Apache Flume
In this post I will be discussing some simple use cases and important features of Apache Flume.
Apache Flume
Flume is a distributed service dedicated to aggregating and transporting large amount of event data (namely log data) from many different sources into a central storage location. For the purposes of this blog, the central storage location will be a Hadoop cluster.
So what does this mean? Essentially, flume can efficiently stream data from a user defined source to a user defined target, continuously! This allows continued ingestion of data from a source that is always producing data, hence why log capturing is a main use case, however mining social media data is also a good use case.
What is an Agent?
Flume data flows are defined as events and all events pass through an Agent. An Agent is a JVM process that contains a Source, a Channel and a Sink that all contribute to obtaining an event and storing it on the target data store.
Agents are configured using a configuration file that is like a Java properties file. This gets passed to the flume application as a parameter when it’s started. An agent is started as follows:
flume-ng agent -n <AGENT_NAME> -c conf -f <PATH_TO_CONF_FILE>
What is a Channel?
A Channel is used to stage events on an agent using an in memory queue. It has only one default property and that is its type. I will create a Flume configuration file to demonstrate how to set up a channel followed by a source and sink.
TwitterAgent.sources = Twitter
TwitterAgent.channels = TwitterChannel
TwitterAgent.sinks = HDFS
TwitterAgent.channels.TwitterChannel.type = memory
Here I have defined a Channel named TwitterChannel, a Source named Twitter and a Sink named HDFS. I will demonstrate how to configure the Source and Sink in the next few sections.
What is a Source?
A Source referes to a data source that can be connected to using Flume. There are many different sources that can be connected to, for this example I will be connecting to Twitter.
Each source will have a different set of attributes that can be set. Some of these attributes are mandatory, others are optional meaning their default value will be set if they arent specified within the config file.
To connect to a twitter source first we need to obtain a set of keys by registering as a twitter app developer. This can be done by going to https://apps.twitter.com and creating a new app.

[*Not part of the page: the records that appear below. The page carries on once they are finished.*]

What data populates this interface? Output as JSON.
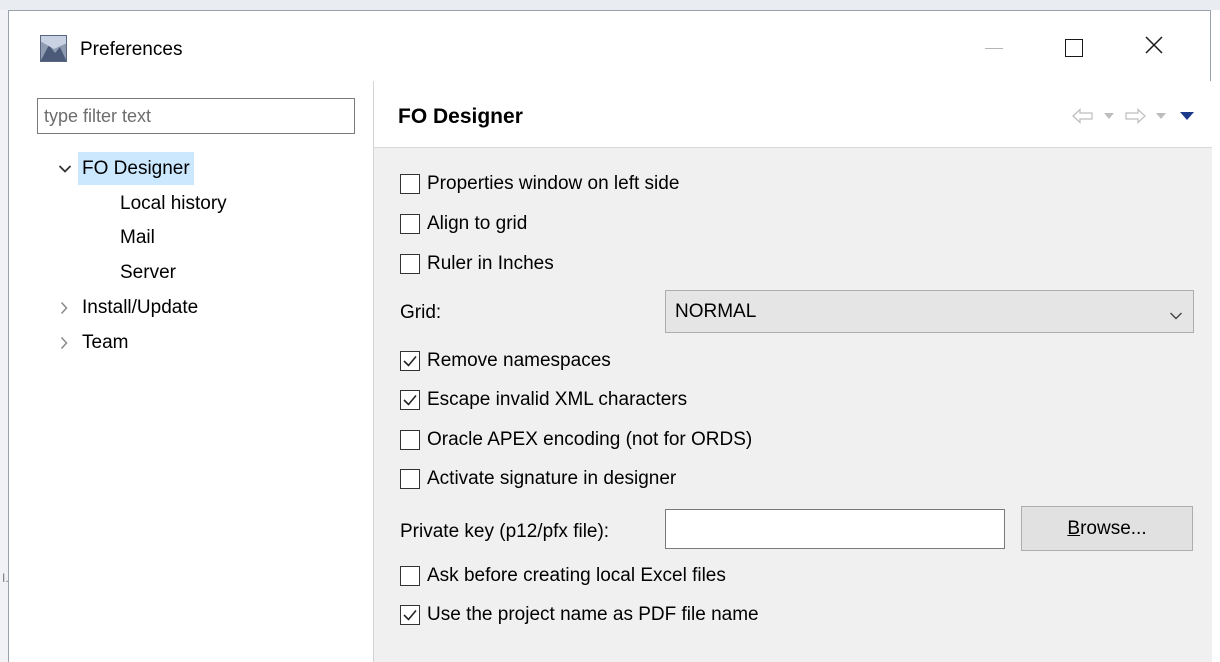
{
  "window": {
    "title": "Preferences",
    "icon": "preferences-app-icon",
    "controls": [
      "minimize-icon",
      "maximize-icon",
      "close-icon"
    ]
  },
  "filter": {
    "placeholder": "type filter text",
    "value": ""
  },
  "tree": {
    "items": [
      {
        "label": "FO Designer",
        "expanded": true,
        "selected": true
      },
      {
        "label": "Local history",
        "child": true
      },
      {
        "label": "Mail",
        "child": true
      },
      {
        "label": "Server",
        "child": true
      },
      {
        "label": "Install/Update",
        "expanded": false
      },
      {
        "label": "Team",
        "expanded": false
      }
    ]
  },
  "page": {
    "title": "FO Designer",
    "nav_icons": [
      "back-arrow-icon",
      "back-dropdown-icon",
      "forward-arrow-icon",
      "forward-dropdown-icon",
      "view-menu-icon"
    ]
  },
  "options": [
    {
      "label": "Properties window on left side",
      "checked": false
    },
    {
      "label": "Align to grid",
      "checked": false
    },
    {
      "label": "Ruler in Inches",
      "checked": false
    },
    {
      "label": "Remove namespaces",
      "checked": true
    },
    {
      "label": "Escape invalid XML characters",
      "checked": true
    },
    {
      "label": "Oracle APEX encoding (not for ORDS)",
      "checked": false
    },
    {
      "label": "Activate signature in designer",
      "checked": false
    },
    {
      "label": "Ask before creating local Excel files",
      "checked": false
    },
    {
      "label": "Use the project name as PDF file name",
      "checked": true
    }
  ],
  "grid": {
    "label": "Grid:",
    "value": "NORMAL"
  },
  "private_key": {
    "label": "Private key (p12/pfx file):",
    "value": "",
    "browse_label_mnemonic": "B",
    "browse_label_rest": "rowse..."
  },
  "colors": {
    "selection": "#cce8ff",
    "page_bg": "#f0f0f0",
    "button_bg": "#e1e1e1",
    "nav_active": "#1b3a8a"
  }
}
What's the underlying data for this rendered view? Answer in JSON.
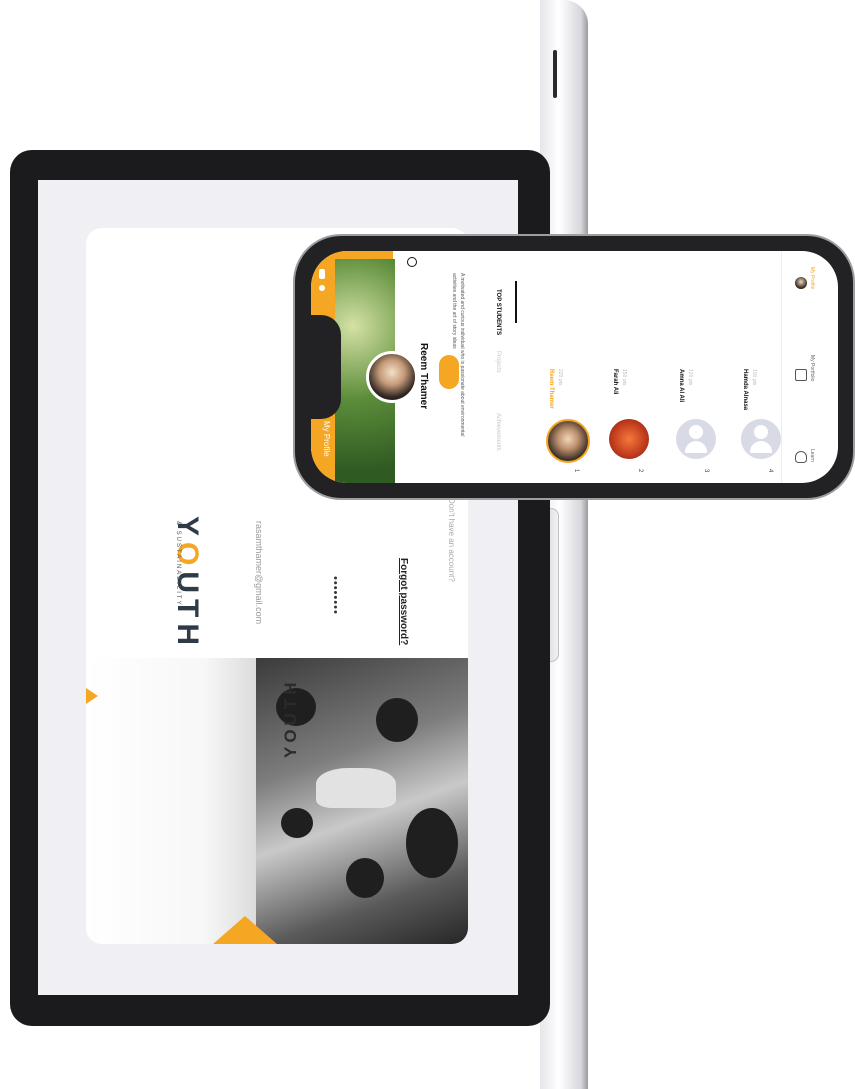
{
  "laptop": {
    "brand_prefix": "Y",
    "brand_o": "O",
    "brand_suffix": "UTH",
    "tagline": "& SUSTAINABILITY",
    "email_value": "rasamthamer@gmail.com",
    "password_value": "••••••••",
    "forgot_password": "Forgot password?",
    "signup_prompt": "Don't have an account?",
    "photo_logo": "YOUTH"
  },
  "phone": {
    "header_title": "My Profile",
    "profile_name": "Reem Thamer",
    "bio": "A motivated and curious individual who is passionate about environmental activities and the art of story ideas",
    "tabs": [
      "Achievements",
      "Projects",
      "TOP STUDENTS"
    ],
    "students": [
      {
        "rank": "1",
        "name": "Reem Thamer",
        "points": "220 pts",
        "highlight": true
      },
      {
        "rank": "2",
        "name": "Farah Ali",
        "points": "150 pts",
        "highlight": false
      },
      {
        "rank": "3",
        "name": "Amna Al Ali",
        "points": "120 pts",
        "highlight": false
      },
      {
        "rank": "4",
        "name": "Hamda Alnasa",
        "points": "100 pts",
        "highlight": false
      }
    ],
    "nav": [
      "Learn",
      "My Portfolio",
      "My Profile"
    ]
  },
  "colors": {
    "accent": "#f5a623",
    "dark": "#1b1b1d"
  }
}
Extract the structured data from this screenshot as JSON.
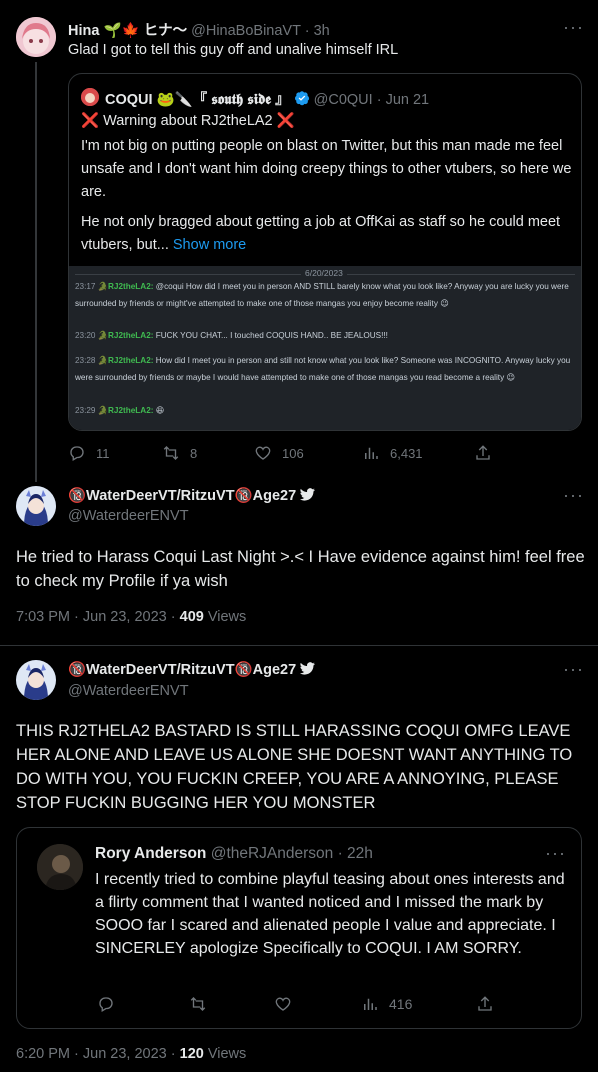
{
  "tweet1": {
    "name": "Hina 🌱🍁 ヒナ〜",
    "handle": "@HinaBoBinaVT",
    "time": "· 3h",
    "text": "Glad I got to tell this guy off and unalive himself IRL",
    "quote": {
      "name": "COQUI 🐸🔪『 𝖘𝖔𝖚𝖙𝖍 𝖘𝖎𝖉𝖊 』",
      "handle": "@C0QUI",
      "time": "· Jun 21",
      "line1": "❌ Warning about RJ2theLA2 ❌",
      "body1": "I'm not big on putting people on blast on Twitter, but this man made me feel unsafe and I don't want him doing creepy things to other vtubers, so here we are.",
      "body2": "He not only bragged about getting a job at OffKai as staff so he could meet vtubers, but...",
      "show_more": "Show more",
      "screenshot": {
        "date": "6/20/2023",
        "messages": [
          {
            "time": "23:17",
            "user": "RJ2theLA2:",
            "text": "@coqui How did I meet you in person AND STILL barely know what you look like? Anyway you are lucky you were surrounded by friends or might've attempted to make one of those mangas you enjoy become reality 😉"
          },
          {
            "time": "23:20",
            "user": "RJ2theLA2:",
            "text": "FUCK YOU CHAT... I touched COQUIS HAND.. BE JEALOUS!!!"
          },
          {
            "time": "23:28",
            "user": "RJ2theLA2:",
            "text": "How did I meet you in person and still not know what you look like? Someone was INCOGNITO. Anyway lucky you were surrounded by friends or maybe I would have attempted to make one of those mangas you read become a reality 😉"
          },
          {
            "time": "23:29",
            "user": "RJ2theLA2:",
            "text": "😆"
          }
        ]
      }
    },
    "actions": {
      "replies": "11",
      "retweets": "8",
      "likes": "106",
      "views": "6,431"
    }
  },
  "tweet2": {
    "name": "🔞WaterDeerVT/RitzuVT🔞Age27",
    "handle": "@WaterdeerENVT",
    "text": "He tried to Harass Coqui Last Night >.< I Have evidence against him! feel free to check my Profile if ya wish",
    "meta_time": "7:03 PM · Jun 23, 2023 ·",
    "meta_views": "409",
    "meta_views_label": "Views"
  },
  "tweet3": {
    "name": "🔞WaterDeerVT/RitzuVT🔞Age27",
    "handle": "@WaterdeerENVT",
    "text": "THIS RJ2THELA2 BASTARD IS STILL HARASSING COQUI OMFG LEAVE HER ALONE AND LEAVE US ALONE SHE DOESNT WANT ANYTHING TO DO WITH YOU, YOU FUCKIN CREEP, YOU ARE A ANNOYING, PLEASE STOP FUCKIN BUGGING HER YOU MONSTER",
    "quote": {
      "name": "Rory Anderson",
      "handle": "@theRJAnderson",
      "time": "· 22h",
      "text": "I recently tried to combine playful teasing about ones interests and a flirty comment that I wanted noticed and I missed the mark by SOOO far I scared and alienated people I value and appreciate. I SINCERLEY apologize Specifically to COQUI. I AM SORRY.",
      "views": "416"
    },
    "meta_time": "6:20 PM · Jun 23, 2023 ·",
    "meta_views": "120",
    "meta_views_label": "Views"
  },
  "colors": {
    "bg": "#000000",
    "text": "#e7e9ea",
    "muted": "#71767b",
    "link": "#1d9bf0",
    "border": "#2f3336"
  }
}
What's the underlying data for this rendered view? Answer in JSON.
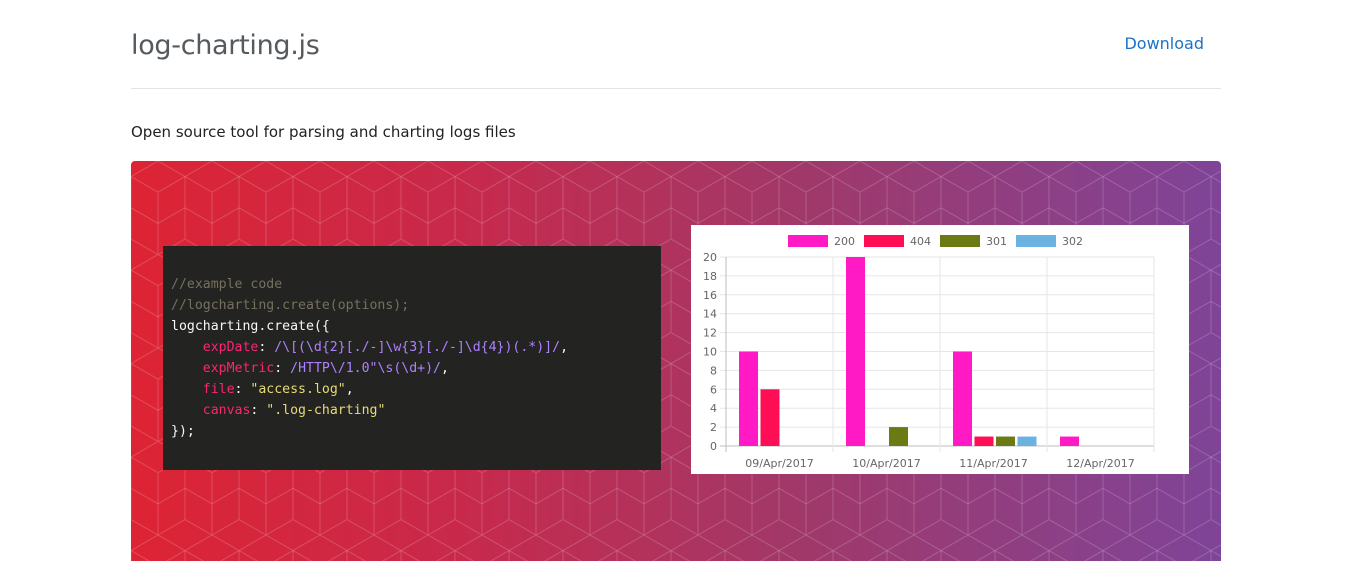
{
  "header": {
    "title": "log-charting.js",
    "download_label": "Download"
  },
  "tagline": "Open source tool for parsing and charting logs files",
  "code": {
    "comment1": "//example code",
    "comment2": "//logcharting.create(options);",
    "call_open": "logcharting.create({",
    "lines": [
      {
        "key": "expDate",
        "value": "/\\[(\\d{2}[./-]\\w{3}[./-]\\d{4})(.*)]/",
        "kind": "regex"
      },
      {
        "key": "expMetric",
        "value": "/HTTP\\/1.0\"\\s(\\d+)/",
        "kind": "regex"
      },
      {
        "key": "file",
        "value": "\"access.log\"",
        "kind": "string"
      },
      {
        "key": "canvas",
        "value": "\".log-charting\"",
        "kind": "string"
      }
    ],
    "call_close": "});"
  },
  "chart_data": {
    "type": "bar",
    "categories": [
      "09/Apr/2017",
      "10/Apr/2017",
      "11/Apr/2017",
      "12/Apr/2017"
    ],
    "series": [
      {
        "name": "200",
        "color": "#ff1ac6",
        "values": [
          10,
          20,
          10,
          1
        ]
      },
      {
        "name": "404",
        "color": "#ff0d55",
        "values": [
          6,
          0,
          1,
          0
        ]
      },
      {
        "name": "301",
        "color": "#6b7a12",
        "values": [
          0,
          2,
          1,
          0
        ]
      },
      {
        "name": "302",
        "color": "#6ab3e0",
        "values": [
          0,
          0,
          1,
          0
        ]
      }
    ],
    "yticks": [
      0,
      2,
      4,
      6,
      8,
      10,
      12,
      14,
      16,
      18,
      20
    ],
    "ylim": [
      0,
      20
    ],
    "grid": true,
    "legend": "top"
  }
}
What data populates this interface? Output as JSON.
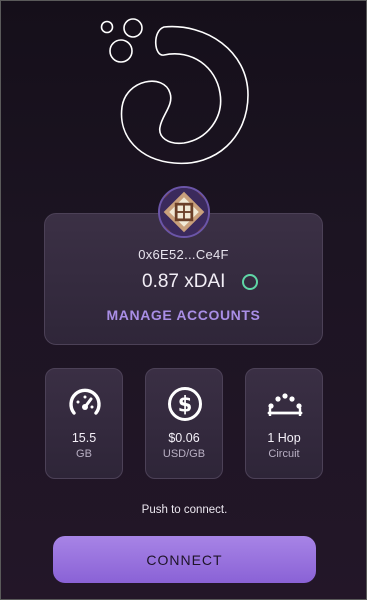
{
  "wallet": {
    "address": "0x6E52...Ce4F",
    "balance": "0.87 xDAI",
    "manage_label": "MANAGE ACCOUNTS"
  },
  "stats": [
    {
      "value": "15.5",
      "unit": "GB",
      "icon": "speedometer-icon"
    },
    {
      "value": "$0.06",
      "unit": "USD/GB",
      "icon": "dollar-icon"
    },
    {
      "value": "1 Hop",
      "unit": "Circuit",
      "icon": "circuit-icon"
    }
  ],
  "hint": "Push to connect.",
  "connect_label": "CONNECT",
  "colors": {
    "accent": "#9a74de",
    "status": "#5fd6a6",
    "link": "#a98ee6"
  }
}
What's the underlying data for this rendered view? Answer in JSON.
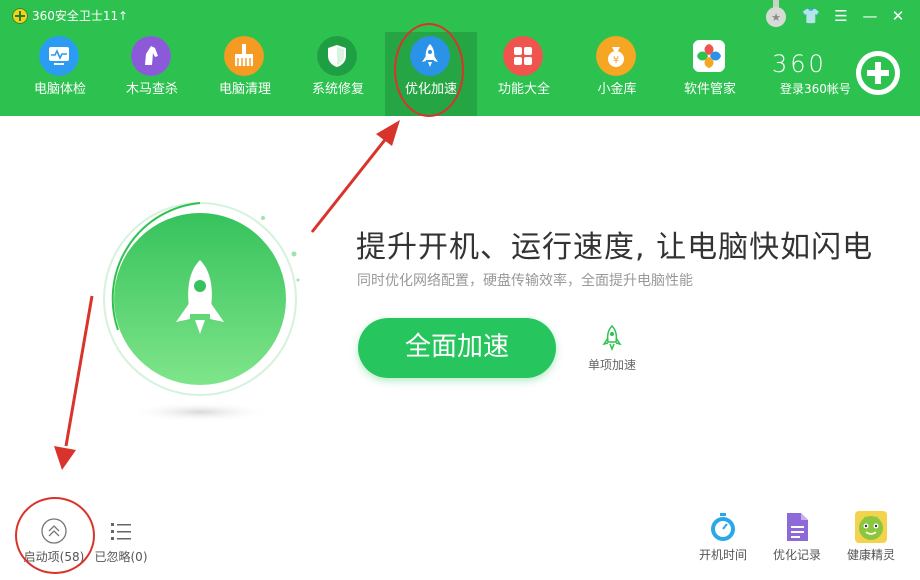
{
  "app": {
    "title": "360安全卫士11",
    "upgrade_icon": "↑"
  },
  "nav": [
    {
      "label": "电脑体检",
      "icon": "monitor-check-icon",
      "color": "#2b9cf2"
    },
    {
      "label": "木马查杀",
      "icon": "horse-icon",
      "color": "#8c5ad9"
    },
    {
      "label": "电脑清理",
      "icon": "broom-icon",
      "color": "#f59a23"
    },
    {
      "label": "系统修复",
      "icon": "shield-icon",
      "color": "#1f9e44"
    },
    {
      "label": "优化加速",
      "icon": "rocket-icon",
      "color": "#2a93e8",
      "active": true
    },
    {
      "label": "功能大全",
      "icon": "grid-icon",
      "color": "#f0544f"
    },
    {
      "label": "小金库",
      "icon": "money-bag-icon",
      "color": "#f5a623"
    },
    {
      "label": "软件管家",
      "icon": "apps-icon",
      "color": "#ffffff"
    }
  ],
  "account": {
    "logo": "360",
    "login_label": "登录360帐号"
  },
  "window_controls": {
    "skin": "👕",
    "menu": "☰",
    "minimize": "—",
    "close": "✕"
  },
  "hero": {
    "headline": "提升开机、运行速度, 让电脑快如闪电",
    "subline": "同时优化网络配置，硬盘传输效率，全面提升电脑性能",
    "primary_button": "全面加速",
    "secondary_label": "单项加速"
  },
  "bottom_left": [
    {
      "label": "启动项(58)",
      "icon": "double-chevron-up-icon"
    },
    {
      "label": "已忽略(0)",
      "icon": "list-icon"
    }
  ],
  "bottom_right": [
    {
      "label": "开机时间",
      "icon": "stopwatch-icon",
      "color": "#2aa8e8"
    },
    {
      "label": "优化记录",
      "icon": "document-icon",
      "color": "#8e6ad8"
    },
    {
      "label": "健康精灵",
      "icon": "sprite-icon",
      "color": "#8cc63f"
    }
  ],
  "colors": {
    "brand_green": "#2dc24f",
    "active_nav": "#25a544",
    "annotation_red": "#d9342b",
    "button_green": "#27c55e"
  }
}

The mandatory properties for the flume source are: channels, type, consumerKey, consumerSecret, accessToken and accessTokenSecret. I set them like so:
TwitterAgent.sources.Twitter.type = org.apache.flume.source.twitter.TwitterSource
TwitterAgent.sources.Twitter.consumerKey=XXXXXXXXXXXXXXXX
TwitterAgent.sources.Twitter.consumerSecret=XXXXXXXXXXXXXXXXXXXXXXXXXXXXXX
TwitterAgent.sources.Twitter.accessToken=XXXXXXXXXXXXXXXXXXXXXXXXXXXXXX
TwitterAgent.sources.Twitter.accessTokenSecret=0XXXXXXXXXXXXXXXXXXXXXXXXXXXXXX
TwitterAgent.sources.Twitter.maxBatchSize = 1000
TwitterAgent.sources.Twitter.maxBatchDurationMillis=100000
TwitterAgent.sources.Twitter.keywords= Hadoop, bigdata, spark, hive, Hbase, flume
TwitterAgent.sources.Twitter.channels=TwitterChannel
The consumerKey, consumerSecret, accessToken and accessTokenSecret should be filled in using the values given to you by Twitter. There are some additional settings that have been set: maxBatchSize means that upto 1000 tweets will be collected before being processed as a batch, maxBatchDurationMillis sets the max number of milliseconds to wait before a batch is considered done.
What is a Sink?
Now I have connected to a data source, I need somewhere to write the data that it collects. A Sink specifies where the data obtained from the source should be output. This can be simply logged to the screen, written to the local filesystem, written to HDFS or many other alternatives.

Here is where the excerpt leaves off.